Nila studied Olem out of the corner of her eye as they went down the stairs. “Thank you,” she said, taking the offered cigarette. He began rolling another one immediately.

“You don’t seem the shy type,” Olem said. “But the boys say you don’t talk much.”

Cold fear seized Nila’s belly. Why would Field Marshal Tamas’s bodyguard be asking after her? “I keep to myself, mostly,” she said evenly.

“That’s what I heard.” He let the conversation lapse for a moment, then, “I didn’t think I’d see you again after that night.”

Nila’s heart jumped. He remembered her? She didn’t want to be remembered. She didn’t want to be recognized. If he knew who she was, maybe he had figured out it was her who’d smuggled Jakob out of the townhouse.

“Oh?” she said when she’d found her voice.

“You seem better suited here than scrubbing livery for some lord,” Olem said. “I like your dress. Better than what you were wearing before.”

Nila tried to picture her uniform under Duke Eldaminse. She found she couldn’t even remember what it looked like. She needed to turn the conversation away from herself. She didn’t need him asking questions.

“You were wearing something different, too,” she said.

Olem fingered the captain’s pin at his lapel. “The field marshal said his bodyguard couldn’t be less than a captain.” He shrugged. “I’m not much of an officer. Never liked them much, myself. I’ll take the pay that comes with it, though.”

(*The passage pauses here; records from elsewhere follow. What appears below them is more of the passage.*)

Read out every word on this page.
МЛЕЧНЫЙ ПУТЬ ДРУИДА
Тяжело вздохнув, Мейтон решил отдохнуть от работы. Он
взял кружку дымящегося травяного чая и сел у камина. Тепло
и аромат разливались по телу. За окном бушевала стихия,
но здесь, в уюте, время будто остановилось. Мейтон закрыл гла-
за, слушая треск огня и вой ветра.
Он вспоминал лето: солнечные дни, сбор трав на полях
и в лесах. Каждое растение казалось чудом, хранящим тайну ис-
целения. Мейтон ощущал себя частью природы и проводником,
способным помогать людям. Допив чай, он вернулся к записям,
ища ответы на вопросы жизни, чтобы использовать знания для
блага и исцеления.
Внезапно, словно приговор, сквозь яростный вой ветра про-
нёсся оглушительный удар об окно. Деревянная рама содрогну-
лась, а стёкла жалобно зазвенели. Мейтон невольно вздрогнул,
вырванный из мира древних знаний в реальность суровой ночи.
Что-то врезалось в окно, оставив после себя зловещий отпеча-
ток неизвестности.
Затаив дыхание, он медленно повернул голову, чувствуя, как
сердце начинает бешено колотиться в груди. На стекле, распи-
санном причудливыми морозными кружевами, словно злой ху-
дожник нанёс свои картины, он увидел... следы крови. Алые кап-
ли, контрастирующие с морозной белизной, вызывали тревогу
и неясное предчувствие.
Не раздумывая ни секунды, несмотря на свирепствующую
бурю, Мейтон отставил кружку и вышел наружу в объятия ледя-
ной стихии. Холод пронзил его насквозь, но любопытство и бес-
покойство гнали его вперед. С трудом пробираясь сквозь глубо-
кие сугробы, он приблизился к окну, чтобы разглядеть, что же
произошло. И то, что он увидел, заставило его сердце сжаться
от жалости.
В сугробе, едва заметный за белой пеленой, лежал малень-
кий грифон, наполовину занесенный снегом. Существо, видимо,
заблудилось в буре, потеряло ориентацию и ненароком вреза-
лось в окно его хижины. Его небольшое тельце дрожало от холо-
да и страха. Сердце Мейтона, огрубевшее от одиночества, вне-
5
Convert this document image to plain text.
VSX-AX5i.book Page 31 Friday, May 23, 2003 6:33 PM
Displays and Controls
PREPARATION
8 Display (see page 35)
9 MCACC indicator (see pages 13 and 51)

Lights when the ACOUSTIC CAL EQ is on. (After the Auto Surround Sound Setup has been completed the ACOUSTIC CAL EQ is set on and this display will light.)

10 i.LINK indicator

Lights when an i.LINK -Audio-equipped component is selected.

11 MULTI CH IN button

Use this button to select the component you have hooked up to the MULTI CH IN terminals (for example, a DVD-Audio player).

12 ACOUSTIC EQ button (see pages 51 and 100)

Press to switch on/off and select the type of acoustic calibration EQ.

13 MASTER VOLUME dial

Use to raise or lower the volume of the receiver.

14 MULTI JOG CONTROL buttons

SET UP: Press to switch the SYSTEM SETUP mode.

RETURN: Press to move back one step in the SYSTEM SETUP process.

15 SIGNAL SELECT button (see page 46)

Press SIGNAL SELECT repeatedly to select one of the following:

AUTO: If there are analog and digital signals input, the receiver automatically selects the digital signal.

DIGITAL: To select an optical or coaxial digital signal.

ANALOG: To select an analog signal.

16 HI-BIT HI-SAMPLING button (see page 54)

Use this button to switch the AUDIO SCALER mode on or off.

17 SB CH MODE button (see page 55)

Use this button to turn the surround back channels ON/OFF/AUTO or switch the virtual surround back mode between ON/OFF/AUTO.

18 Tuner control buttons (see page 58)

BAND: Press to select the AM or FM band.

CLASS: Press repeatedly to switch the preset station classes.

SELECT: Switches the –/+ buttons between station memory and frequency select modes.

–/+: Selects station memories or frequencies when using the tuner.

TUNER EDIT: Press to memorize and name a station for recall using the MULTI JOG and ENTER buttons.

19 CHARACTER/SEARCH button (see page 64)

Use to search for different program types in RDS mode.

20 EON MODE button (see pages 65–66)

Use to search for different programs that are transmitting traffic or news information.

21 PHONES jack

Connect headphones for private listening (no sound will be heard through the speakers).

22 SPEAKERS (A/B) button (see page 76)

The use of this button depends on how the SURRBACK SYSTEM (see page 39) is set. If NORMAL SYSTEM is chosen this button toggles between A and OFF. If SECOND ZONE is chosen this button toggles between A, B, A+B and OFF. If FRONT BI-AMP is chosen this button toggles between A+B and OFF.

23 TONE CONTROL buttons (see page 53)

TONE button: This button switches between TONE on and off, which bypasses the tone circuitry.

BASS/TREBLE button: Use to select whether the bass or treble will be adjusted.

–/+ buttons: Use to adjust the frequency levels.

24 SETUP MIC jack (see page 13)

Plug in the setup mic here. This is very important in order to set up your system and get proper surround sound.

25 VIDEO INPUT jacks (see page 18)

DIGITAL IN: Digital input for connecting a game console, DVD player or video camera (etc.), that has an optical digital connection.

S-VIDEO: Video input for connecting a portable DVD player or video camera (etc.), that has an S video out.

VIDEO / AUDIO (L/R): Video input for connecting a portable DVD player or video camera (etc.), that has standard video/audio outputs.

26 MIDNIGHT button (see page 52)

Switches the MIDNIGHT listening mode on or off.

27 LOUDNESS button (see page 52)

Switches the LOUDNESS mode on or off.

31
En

Olem removed his cigarette, switched it to his other hand, and put it back in his mouth. He stopped suddenly, forcing her to turn around. “Would you like to see a play tonight?” he asked.

Nila blinked. A play? So he wasn’t interested in her in his capacity as Field Marshal Tamas’s bodyguard. She couldn’t help the relieved grin that spread across her face.

Olem seemed to take that as a yes. “The field marshal insisted I take the night off. Not many better ways to spend it than with a beautiful woman.”

“I’d be honored.” She gave him a little curtsy and what she hoped was her best shy smile.

They reached the laundry rooms beneath the House of Nobles and Olem left her. She looked through her supplies to find something that would get the blood out of the curtains and the field marshal’s uniform. As she scrubbed at the stains, she reminded herself that she was here to kill Tamas. She wouldn’t let Olem stop her or distract her. He seemed a good man, but he served an evil master. Tamas had to die before he could get more blood on his uniform. He’d killed men, women. Even innocent children. He had to be stopped.

Olem mentioned he wasn’t the field marshal’s only guard. If she killed Tamas sometime when Olem was off duty, then he wouldn’t be blamed by the failure. Yes, that would be best. She scrubbed harder at the stains.